El regreso anhelado
Esta pandemia ha puesto al mundo prácticamente de rodillas. Es increíble que algo microscópico haya conseguido lo que ni el dinero ni las armas pueden lograr. Cómo anhelamos actualmente cosas tan rutinarias como la libertad. La libertad de poder salir a la calle, de poder tomar un café, de ejercitarse. Que, a fuerza de ser cotidianas, perdieron su valor. Cuando todo esto disfrutábamos, nos atrevíamos -yo era uno de ellos- a declararnos aburridos de la vida.
La primera vez que salí a una montaña fue al Cofre de Perote. La noche previa a la partida desde Coatepec todo era alegría y emoción; no teníamos idea de lo que nos esperaba al día siguiente. Creo que la vida en general, siempre se conduce con la misma lógica: pensamos que tenemos el control de todo, pero en la práctica nos encontramos con que es mucho más fácil, o todo lo contrario. Ahí está la moraleja “El parto de los montes”. La incertidumbre y el miedo a veces nos paralizan y no nos atrevemos a girar el picaporte de la puerta para poder ver qué hay del otro lado.
Al caminar cargábamos con cosas innecesarias como una guitarra, comida para preparar, como sopa, frijol, una muestra de total ignorancia, y así es también como se aprende en la vida. Cuando comenzó el verdadero trabajo de montaña, del esfuerzo sostenido hasta donde nuestro naciente líder de expedición, Adrián Montero, había dispuesto, tomando como referencia colores de árboles o cerros sin vegetación.
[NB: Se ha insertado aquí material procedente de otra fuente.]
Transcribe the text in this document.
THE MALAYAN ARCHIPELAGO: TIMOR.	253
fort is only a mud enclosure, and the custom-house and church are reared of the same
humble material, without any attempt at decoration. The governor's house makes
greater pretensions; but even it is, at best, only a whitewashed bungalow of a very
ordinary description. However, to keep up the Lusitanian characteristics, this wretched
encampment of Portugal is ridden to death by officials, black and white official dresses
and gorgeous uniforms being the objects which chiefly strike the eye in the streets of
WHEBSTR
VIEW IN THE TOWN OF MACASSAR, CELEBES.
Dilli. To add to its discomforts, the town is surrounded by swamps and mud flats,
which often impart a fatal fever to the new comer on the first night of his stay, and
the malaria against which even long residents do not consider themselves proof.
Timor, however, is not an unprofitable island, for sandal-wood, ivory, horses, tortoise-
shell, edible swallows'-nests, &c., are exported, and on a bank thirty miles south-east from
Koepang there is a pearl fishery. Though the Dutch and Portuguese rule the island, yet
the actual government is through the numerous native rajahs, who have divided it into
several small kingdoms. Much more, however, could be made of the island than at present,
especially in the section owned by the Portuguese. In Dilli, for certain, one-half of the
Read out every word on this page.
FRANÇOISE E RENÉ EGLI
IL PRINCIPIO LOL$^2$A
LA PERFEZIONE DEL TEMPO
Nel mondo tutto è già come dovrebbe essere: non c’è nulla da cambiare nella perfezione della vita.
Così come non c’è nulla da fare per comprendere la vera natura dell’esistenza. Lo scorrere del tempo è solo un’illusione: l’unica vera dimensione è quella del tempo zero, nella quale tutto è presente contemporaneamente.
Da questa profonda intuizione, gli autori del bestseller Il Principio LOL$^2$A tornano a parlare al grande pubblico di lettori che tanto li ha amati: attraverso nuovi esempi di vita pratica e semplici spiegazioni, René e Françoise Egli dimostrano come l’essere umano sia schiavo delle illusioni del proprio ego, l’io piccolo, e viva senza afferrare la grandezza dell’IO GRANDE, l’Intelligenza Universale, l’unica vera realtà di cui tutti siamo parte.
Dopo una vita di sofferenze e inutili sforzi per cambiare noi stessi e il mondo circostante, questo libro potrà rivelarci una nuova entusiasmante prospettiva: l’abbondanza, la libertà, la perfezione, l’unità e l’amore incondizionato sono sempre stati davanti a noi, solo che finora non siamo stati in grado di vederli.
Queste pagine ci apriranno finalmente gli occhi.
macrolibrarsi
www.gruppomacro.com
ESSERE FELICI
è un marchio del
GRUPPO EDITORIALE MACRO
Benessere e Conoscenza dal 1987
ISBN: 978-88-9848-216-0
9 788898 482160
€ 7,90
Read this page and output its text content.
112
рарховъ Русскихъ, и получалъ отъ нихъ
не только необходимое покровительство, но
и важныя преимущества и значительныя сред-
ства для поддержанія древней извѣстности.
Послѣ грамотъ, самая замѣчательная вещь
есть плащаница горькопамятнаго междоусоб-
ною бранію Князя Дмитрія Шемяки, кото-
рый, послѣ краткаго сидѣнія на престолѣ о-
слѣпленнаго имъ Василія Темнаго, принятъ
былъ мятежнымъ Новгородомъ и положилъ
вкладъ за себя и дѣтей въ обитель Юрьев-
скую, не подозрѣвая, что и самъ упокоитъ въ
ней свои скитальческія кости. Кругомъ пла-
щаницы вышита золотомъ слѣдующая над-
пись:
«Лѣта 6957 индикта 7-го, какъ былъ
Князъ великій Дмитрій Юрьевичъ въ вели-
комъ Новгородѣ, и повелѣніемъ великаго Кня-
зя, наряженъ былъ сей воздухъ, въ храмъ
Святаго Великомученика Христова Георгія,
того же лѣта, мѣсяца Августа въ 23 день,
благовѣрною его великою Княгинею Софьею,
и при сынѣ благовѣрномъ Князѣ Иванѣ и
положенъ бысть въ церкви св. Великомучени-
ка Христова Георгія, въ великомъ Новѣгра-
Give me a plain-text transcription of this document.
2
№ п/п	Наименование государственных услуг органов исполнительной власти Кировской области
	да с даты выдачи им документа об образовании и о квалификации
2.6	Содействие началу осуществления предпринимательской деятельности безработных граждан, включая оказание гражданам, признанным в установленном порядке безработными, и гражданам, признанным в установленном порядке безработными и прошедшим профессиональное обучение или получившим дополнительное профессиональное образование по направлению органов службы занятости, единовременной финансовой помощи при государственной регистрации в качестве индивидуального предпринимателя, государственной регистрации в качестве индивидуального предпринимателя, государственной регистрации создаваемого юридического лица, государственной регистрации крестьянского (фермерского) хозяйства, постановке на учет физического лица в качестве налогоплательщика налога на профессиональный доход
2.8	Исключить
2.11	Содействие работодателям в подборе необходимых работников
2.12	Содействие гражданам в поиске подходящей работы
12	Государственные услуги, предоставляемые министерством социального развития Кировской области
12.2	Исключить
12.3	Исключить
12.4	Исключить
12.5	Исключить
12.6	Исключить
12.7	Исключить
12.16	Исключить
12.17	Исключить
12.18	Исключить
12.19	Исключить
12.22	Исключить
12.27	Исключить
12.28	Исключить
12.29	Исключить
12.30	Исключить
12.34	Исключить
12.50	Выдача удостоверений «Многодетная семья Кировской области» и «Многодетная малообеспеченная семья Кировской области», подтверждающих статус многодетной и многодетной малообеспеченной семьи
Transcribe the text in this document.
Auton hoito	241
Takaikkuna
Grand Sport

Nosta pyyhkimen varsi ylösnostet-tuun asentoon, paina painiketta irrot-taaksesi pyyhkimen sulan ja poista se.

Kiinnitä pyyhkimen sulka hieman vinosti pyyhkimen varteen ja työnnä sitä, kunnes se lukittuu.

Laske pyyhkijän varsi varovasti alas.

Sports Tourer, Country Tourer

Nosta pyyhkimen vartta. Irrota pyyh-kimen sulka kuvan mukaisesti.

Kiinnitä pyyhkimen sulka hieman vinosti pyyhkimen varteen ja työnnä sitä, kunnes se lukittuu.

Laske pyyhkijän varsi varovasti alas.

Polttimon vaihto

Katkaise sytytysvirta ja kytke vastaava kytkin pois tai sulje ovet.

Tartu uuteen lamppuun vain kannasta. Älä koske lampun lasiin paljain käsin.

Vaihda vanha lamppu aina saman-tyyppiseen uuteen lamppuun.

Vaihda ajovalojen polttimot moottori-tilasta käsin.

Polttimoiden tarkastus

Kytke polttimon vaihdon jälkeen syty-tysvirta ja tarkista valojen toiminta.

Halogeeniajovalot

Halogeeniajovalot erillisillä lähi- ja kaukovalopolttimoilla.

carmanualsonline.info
También impuso la disciplina, donde solo había que caminar, sin perder el tiempo platicando, y una hora para comer.
Cuando se vive el tormento del esfuerzo físico y mental, desaparece en automático el romanticismo de verse en la cumbre de una montaña, sintiéndose el protagonista de una película. Tenía mucha hambre y cómo anhelé el pan con leche condensada que mi padre siempre le ofrecía a nuestro perro, cuando se encontraba cenando. El Cofre, por más que me esforzaba por sentir que nos acercábamos a su enorme piedra, siempre lo veía a la misma distancia.
La hora de comer llegó. Pan Bimbo con mayonesa y jamón, un auténtico banquete, fuera de toda proporción. Sin embargo, también anhelaba el regreso, el retorno a la “normalidad”. A la zona de comodidad diaria, a lo que estaba acostumbrado. Pero también había cierto remordimiento por ser tan débil, por ser tan proclive al abandono, a dar marcha atrás a las primeras de cambio. No dejaba de quejarme, porque cada vez que lográbamos llegar al final de una subida, esperando encontrar terreno horizontal, solo era una diminuta distancia, y comenzaba otra subida.
Siempre pensando que la montaña conspiraba en mi contra. La montaña -claro que hay que entrenar- estando ahí, jamás te va exigir lo que no puedas. En apariencia, estando en una parte expuesta, con riesgo de caer a una muerte irremediable, cuando parece el final, es solo el principio de algo grande de algo que jamás se podrá olvidar, por ejemplo, tener la seguridad de que si se quiere se puede.
El regreso a la normalidad deberá ser con un nuevo conocimiento; esta deberá ser la exigencia. También recuerdo que cuando estaba en lo alto, sintiéndome también arriba de mis miedos y miserias, recuerdo que el miedo a morir, a no poder regresar, me hacía el más humilde de los mortales. Pedía perdón por todos mis pecados.
Dispuesto a ser otro, a renovarme, sin embargo, estando en el asfalto, paulatinamente volvía a ser el mismo, egoísta -según yo- juez de mis semejantes, sin considerar la lucha interna que sostienen. Todo se me volvía a olvidar. Ojalá y en esta ocasión en esta experiencia tan terrible, que es compartida con la mayor parte de la humanidad, consiga este cambio tan anhelado y necesario.
Quiero felicitar a mi hijo Carlos Ramon Flores Vega, por su cumpleaños que fue el 26 de mayo, saludar también a mi hija Mariana Flores Vega, a mis nietos Santiago y Mateo Báez Flores, y a todas las mamás aunque sea extemporáneamente.